The k-SELECT problem #
- Let A be an array of integers and let k be an integer
- Goal: Return the k’th smallest element of A
- e.g.
- A = [7, 4, 3, 8, 1, 5, 9, 14]
- SELECT(A, 1) = 1
- SELECT(A, 2) = 3
- SELECT(A, 3) = 4
- SELECT(A, 8) = 14
- SELECT(A, 1) = MIN(A)
- SELECT(A, n/2) = MEDIAN(A)
O(n log n) algorithm #
- Very simple! Sort the array, return A[k-1]

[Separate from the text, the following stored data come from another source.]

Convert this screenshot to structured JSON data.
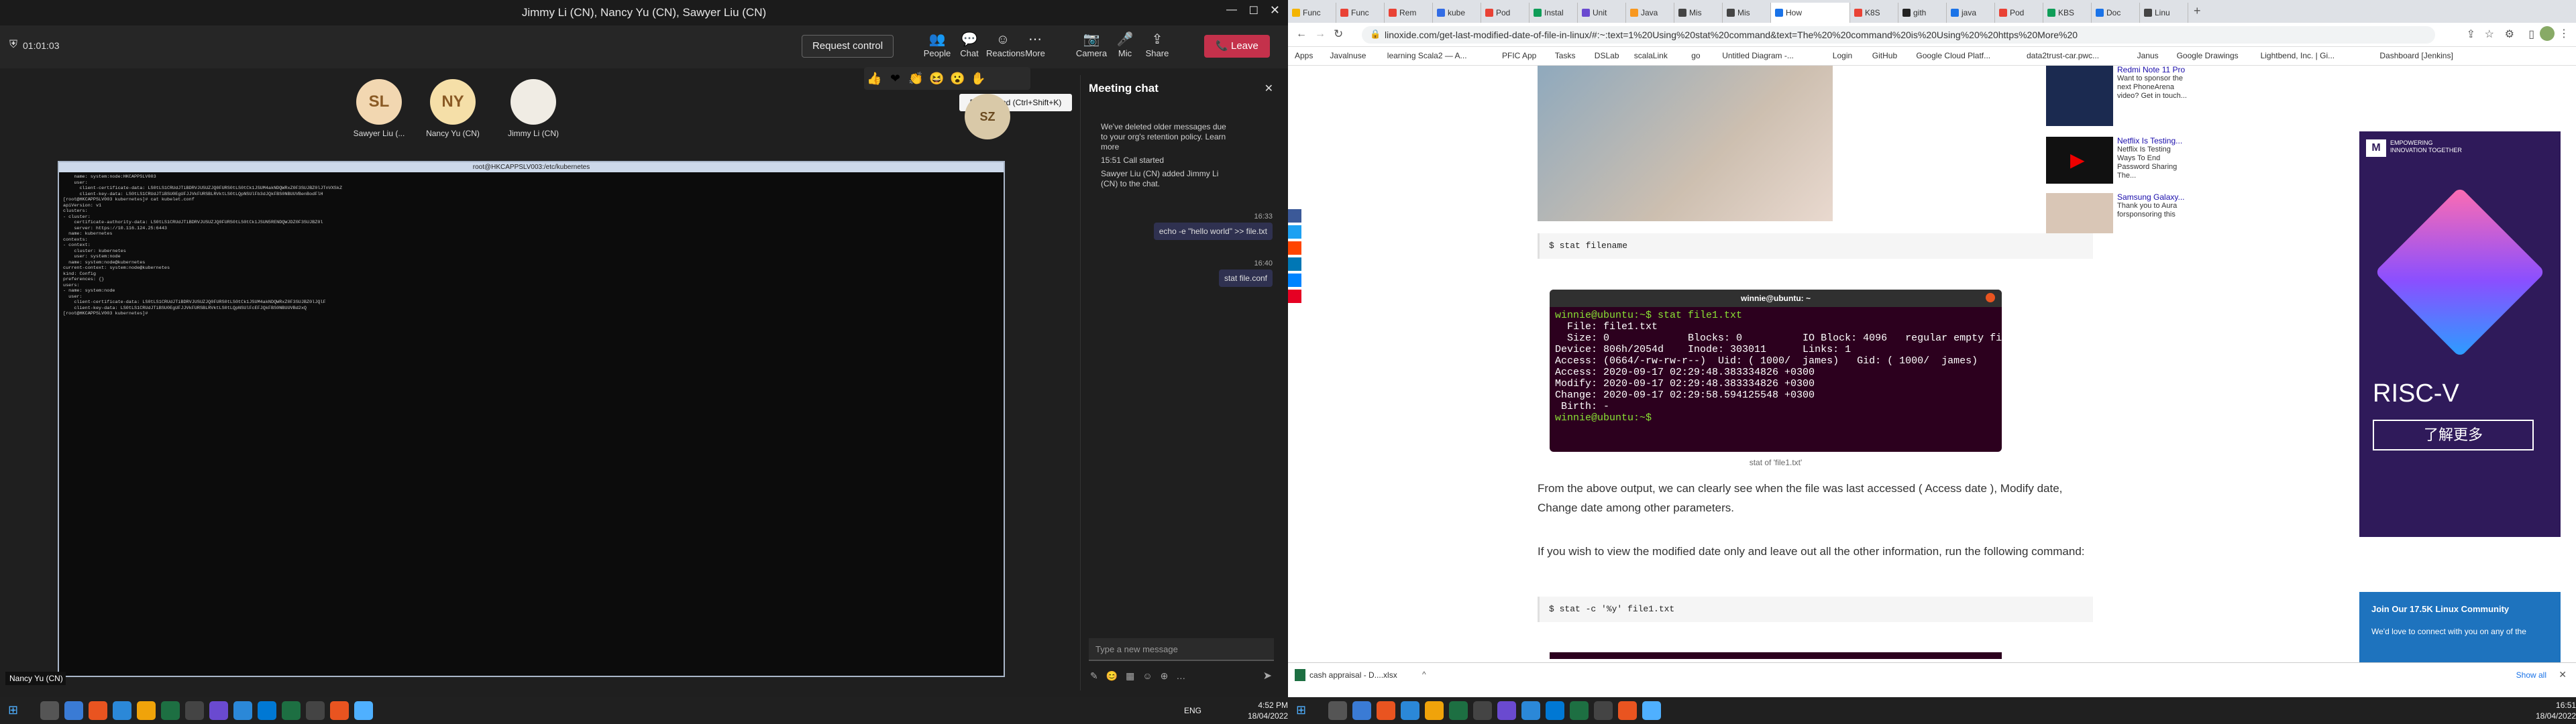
{
  "teams": {
    "window_title": "Jimmy Li (CN), Nancy Yu (CN), Sawyer Liu (CN)",
    "timer": "01:01:03",
    "request_control": "Request control",
    "toolbar": [
      {
        "label": "People",
        "icon": "people-icon",
        "glyph": "👥"
      },
      {
        "label": "Chat",
        "icon": "chat-icon",
        "glyph": "💬"
      },
      {
        "label": "Reactions",
        "icon": "reactions-icon",
        "glyph": "☺"
      },
      {
        "label": "More",
        "icon": "more-icon",
        "glyph": "⋯"
      },
      {
        "label": "Camera",
        "icon": "camera-icon",
        "glyph": "📷"
      },
      {
        "label": "Mic",
        "icon": "mic-icon",
        "glyph": "🎤"
      },
      {
        "label": "Share",
        "icon": "share-icon",
        "glyph": "⇪"
      }
    ],
    "leave": "Leave",
    "participants": [
      {
        "initials": "SL",
        "name": "Sawyer Liu (...",
        "color": "#f2d7b1"
      },
      {
        "initials": "NY",
        "name": "Nancy Yu (CN)",
        "color": "#f5dfa8"
      },
      {
        "initials": "",
        "name": "Jimmy Li (CN)",
        "color": "#f0ece4"
      }
    ],
    "reactions": [
      "👍",
      "❤",
      "👏",
      "😆",
      "😮",
      "✋"
    ],
    "raise_hand_tooltip": "Raise hand (Ctrl+Shift+K)",
    "sz_avatar": "SZ"
  },
  "terminal": {
    "title": "root@HKCAPPSLV003:/etc/kubernetes",
    "lines": [
      "    name: system:node:HKCAPPSLV003",
      "    user:",
      "      client-certificate-data: LS0tLS1CRUdJTiBDRVJUSUZJQ0FURS0tLS0tCk1JSUM4akNDQWRxZ0F3SUJBZ0lJTnVXSkZ",
      "      client-key-data: LS0tLS1CRUdJTiBSU0EgUFJJVkFURSBLRVktLS0tLQpNSUlFb3dJQkFBS0NBUUVBenBodFlH",
      "[root@HKCAPPSLV003 kubernetes]# cat kubelet.conf",
      "apiVersion: v1",
      "clusters:",
      "- cluster:",
      "    certificate-authority-data: LS0tLS1CRUdJTiBDRVJUSUZJQ0FURS0tLS0tCk1JSUN5RENDQWJDZ0F3SUJBZ0l",
      "    server: https://10.116.124.25:6443",
      "  name: kubernetes",
      "contexts:",
      "- context:",
      "    cluster: kubernetes",
      "    user: system:node",
      "  name: system:node@kubernetes",
      "current-context: system:node@kubernetes",
      "kind: Config",
      "preferences: {}",
      "users:",
      "- name: system:node",
      "  user:",
      "    client-certificate-data: LS0tLS1CRUdJTiBDRVJUSUZJQ0FURS0tLS0tCk1JSUM4akNDQWRxZ0F3SUJBZ0lJQlF",
      "    client-key-data: LS0tLS1CRUdJTiBSU0EgUFJJVkFURSBLRVktLS0tLQpNSUlFcEFJQkFBS0NBUUVBd2xQ",
      "[root@HKCAPPSLV003 kubernetes]# "
    ]
  },
  "chat": {
    "title": "Meeting chat",
    "system_msgs": [
      "We've deleted older messages due to your org's retention policy. Learn more",
      "15:51  Call started",
      "Sawyer Liu (CN) added Jimmy Li (CN) to the chat."
    ],
    "messages": [
      {
        "time": "16:33",
        "text": "echo -e \"hello world\" >> file.txt"
      },
      {
        "time": "16:40",
        "text": "stat file.conf"
      }
    ],
    "input_placeholder": "Type a new message"
  },
  "video_label": "Nancy Yu (CN)",
  "taskbar_left": {
    "lang": "ENG",
    "time": "4:52 PM",
    "date": "18/04/2022"
  },
  "browser": {
    "tabs": [
      "Func",
      "Func",
      "Rem",
      "kube",
      "Pod",
      "Instal",
      "Unit",
      "Java",
      "Mis",
      "Mis",
      "How",
      "K8S",
      "gith",
      "java",
      "Pod",
      "KBS",
      "Doc",
      "Linu"
    ],
    "active_tab": 10,
    "url": "linoxide.com/get-last-modified-date-of-file-in-linux/#:~:text=1%20Using%20stat%20command&text=The%20%20command%20is%20Using%20%20https%20More%20",
    "bookmarks": [
      "Apps",
      "Javalnuse",
      "learning Scala2 — A...",
      "PFIC App",
      "Tasks",
      "DSLab",
      "scalaLink",
      "go",
      "Untitled Diagram -...",
      "Login",
      "GitHub",
      "Google Cloud Platf...",
      "data2trust-car.pwc...",
      "Janus",
      "Google Drawings",
      "Lightbend, Inc. | Gi...",
      "Dashboard [Jenkins]"
    ],
    "code1": "$ stat filename",
    "ubuntu_title": "winnie@ubuntu: ~",
    "ubuntu_lines": [
      "winnie@ubuntu:~$ stat file1.txt",
      "  File: file1.txt",
      "  Size: 0             Blocks: 0          IO Block: 4096   regular empty file",
      "Device: 806h/2054d    Inode: 303011      Links: 1",
      "Access: (0664/-rw-rw-r--)  Uid: ( 1000/  james)   Gid: ( 1000/  james)",
      "Access: 2020-09-17 02:29:48.383334826 +0300",
      "Modify: 2020-09-17 02:29:48.383334826 +0300",
      "Change: 2020-09-17 02:29:58.594125548 +0300",
      " Birth: -",
      "winnie@ubuntu:~$"
    ],
    "caption": "stat of 'file1.txt'",
    "para1": "From the above output, we can clearly see when the file was last accessed ( Access date ),  Modify date,  Change date among other parameters.",
    "para2": "If you wish to view the modified date only and leave out all the other information, run the following command:",
    "code2": "$ stat -c '%y' file1.txt",
    "sidebar_news": [
      {
        "title": "Redmi Note 11 Pro",
        "text": "Want to sponsor the next PhoneArena video? Get in touch..."
      },
      {
        "title": "Netflix Is Testing...",
        "text": "Netflix Is Testing Ways To End Password Sharing The..."
      },
      {
        "title": "Samsung Galaxy...",
        "text": "Thank you to Aura forsponsoring this"
      }
    ],
    "ad": {
      "brand": "EMPOWERING INNOVATION TOGETHER",
      "title": "RISC-V",
      "button": "了解更多"
    },
    "community": {
      "title": "Join Our 17.5K Linux Community",
      "text": "We'd love to connect with you on any of the"
    },
    "download": "cash appraisal - D....xlsx",
    "show_all": "Show all",
    "taskbar_time": "16:51",
    "taskbar_date": "18/04/2022"
  },
  "colors": {
    "teams_leave": "#c4314b",
    "ubuntu_bg": "#2c001e",
    "ad_bg": "#2f1a5a",
    "link": "#1a0dab"
  }
}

What we want: an O(n) algorithm #
Ex. MIN(A) = SELECT(A, 1)
- ret = MAX_INT
- for i in 0..n-1:
- ret = min(ret, A[i])
- return ret
Divide and conquer #
Algorithm SELECT(A, k)
- First, pick a “pivot”
- Next, partition the array into “bigger than pivot” (L) and “less than pivot” (R)
- if k = len(L) + 1:
- return A[pivot]
- if k < len(L) + 1:
- return SELECT(L, k)
- if k > len(L) + 1:
- return SELECT(R, k - len(L) - 1)
Running time #
- T(n) =
- T(len(L)) + O(n) if len(L) > k-1
- T(len(R)) + O(n) if len(L) < k-1
- O(n) if len(L) = k-1
- Ideal pivot would split the input in half; however, finding such a pivot is itself an application of SELECT
- Yields O(n) algorithm
- “Good enough” pivot approximates median: median of medians of groups of size 5, which takes O(n) time to find
- Alternatively, random pivot performs fine on average